A new technique for in vivo imaging of specific GLP-1 binding sites: first results in small rodents.

EXPERIMENTAL
OBJECTIVES: In vivo imaging of GLP-1 receptor-positive tissues may allow examination of physiologic and pathophysiologic processes. Based on the GLP-1 analog Exendin 4, we have developed a radiolabeled compound specifically targeting the GLP-1 receptor (DTPA-Lys40-Exendin 4). This work aims to detect GLP-1 receptor-positive tissues by biodistribution studies and in vivo small animal imaging studies. For in vivo imaging, a high-resolution multi-pinhole SPECT (single photon emission computed tomography) system was used in conjunction with an MRI (magnetic resonance imaging) system for image fusion.

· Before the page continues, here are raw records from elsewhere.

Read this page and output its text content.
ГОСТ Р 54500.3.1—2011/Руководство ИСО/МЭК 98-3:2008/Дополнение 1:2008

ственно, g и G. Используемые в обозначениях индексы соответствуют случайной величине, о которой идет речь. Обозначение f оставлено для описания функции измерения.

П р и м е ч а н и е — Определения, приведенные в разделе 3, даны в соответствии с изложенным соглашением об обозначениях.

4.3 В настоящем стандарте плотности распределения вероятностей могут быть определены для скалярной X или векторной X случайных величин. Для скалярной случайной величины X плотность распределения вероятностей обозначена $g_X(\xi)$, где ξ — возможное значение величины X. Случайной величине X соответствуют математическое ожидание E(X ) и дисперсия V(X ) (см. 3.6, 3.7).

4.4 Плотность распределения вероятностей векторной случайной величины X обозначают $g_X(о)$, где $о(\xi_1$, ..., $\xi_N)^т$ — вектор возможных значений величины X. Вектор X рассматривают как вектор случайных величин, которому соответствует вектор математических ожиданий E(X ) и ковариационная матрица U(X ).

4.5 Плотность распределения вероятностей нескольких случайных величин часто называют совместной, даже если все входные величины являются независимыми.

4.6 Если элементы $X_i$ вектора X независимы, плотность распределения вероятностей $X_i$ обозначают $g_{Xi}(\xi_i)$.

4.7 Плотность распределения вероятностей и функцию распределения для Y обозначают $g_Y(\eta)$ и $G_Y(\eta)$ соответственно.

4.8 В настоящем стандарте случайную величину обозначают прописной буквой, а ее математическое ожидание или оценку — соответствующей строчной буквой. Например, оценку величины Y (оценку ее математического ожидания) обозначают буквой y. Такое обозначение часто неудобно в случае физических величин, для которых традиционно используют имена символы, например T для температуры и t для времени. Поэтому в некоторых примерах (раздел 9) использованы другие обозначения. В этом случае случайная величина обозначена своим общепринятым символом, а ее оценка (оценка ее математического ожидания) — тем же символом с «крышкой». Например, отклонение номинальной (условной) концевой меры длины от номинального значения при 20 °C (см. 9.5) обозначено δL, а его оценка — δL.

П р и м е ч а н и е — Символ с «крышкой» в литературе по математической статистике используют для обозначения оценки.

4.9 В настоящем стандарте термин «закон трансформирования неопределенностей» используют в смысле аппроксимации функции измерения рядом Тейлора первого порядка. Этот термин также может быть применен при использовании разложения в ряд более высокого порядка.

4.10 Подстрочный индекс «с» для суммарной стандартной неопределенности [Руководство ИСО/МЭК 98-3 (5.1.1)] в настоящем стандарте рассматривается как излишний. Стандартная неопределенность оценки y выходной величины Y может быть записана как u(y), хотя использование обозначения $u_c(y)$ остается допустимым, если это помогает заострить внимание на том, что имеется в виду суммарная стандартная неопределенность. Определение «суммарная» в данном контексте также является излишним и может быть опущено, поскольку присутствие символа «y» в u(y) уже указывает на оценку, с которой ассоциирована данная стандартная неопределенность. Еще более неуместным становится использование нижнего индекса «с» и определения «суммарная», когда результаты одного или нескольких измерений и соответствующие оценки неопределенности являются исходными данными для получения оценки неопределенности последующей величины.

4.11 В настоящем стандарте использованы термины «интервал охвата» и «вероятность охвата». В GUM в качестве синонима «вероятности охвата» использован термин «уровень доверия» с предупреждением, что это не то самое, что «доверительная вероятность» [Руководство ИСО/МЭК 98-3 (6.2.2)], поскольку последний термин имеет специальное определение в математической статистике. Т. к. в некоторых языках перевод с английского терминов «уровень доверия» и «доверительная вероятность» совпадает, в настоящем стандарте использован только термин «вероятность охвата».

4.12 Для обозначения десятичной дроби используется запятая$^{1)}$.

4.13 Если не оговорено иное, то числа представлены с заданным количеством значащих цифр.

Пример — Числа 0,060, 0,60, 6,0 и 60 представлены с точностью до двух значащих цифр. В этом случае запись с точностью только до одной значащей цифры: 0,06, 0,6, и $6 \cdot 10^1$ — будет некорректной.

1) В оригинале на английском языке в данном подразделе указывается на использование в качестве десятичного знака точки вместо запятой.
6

RESULTS: DTPA-Lys40-Exendin 4 can be labeled with 111In to high specific activity (40 GBq/micromol). The radiochemical purity reliably exceeded 95%. Using this compound for in vivo small animal imaging of rats and mice as well as for biodistribution studies, specific GLP-1 binding sites could be detected in stomach, pancreas, lung, adrenals, and pituitary. Receptor-positive tissues were visualized with a high-resolution SPECT system with a resolution of less than 1 mm.
CONCLUSIONS: The new technique using DTPA-Lys40-Exendin 4 allows highly sensitive imaging of GLP-1 receptor-positive tissues in vivo. Therefore, intra-individual follow-up studies of GLP-1 receptor-positive tissue could be conducted in vivo.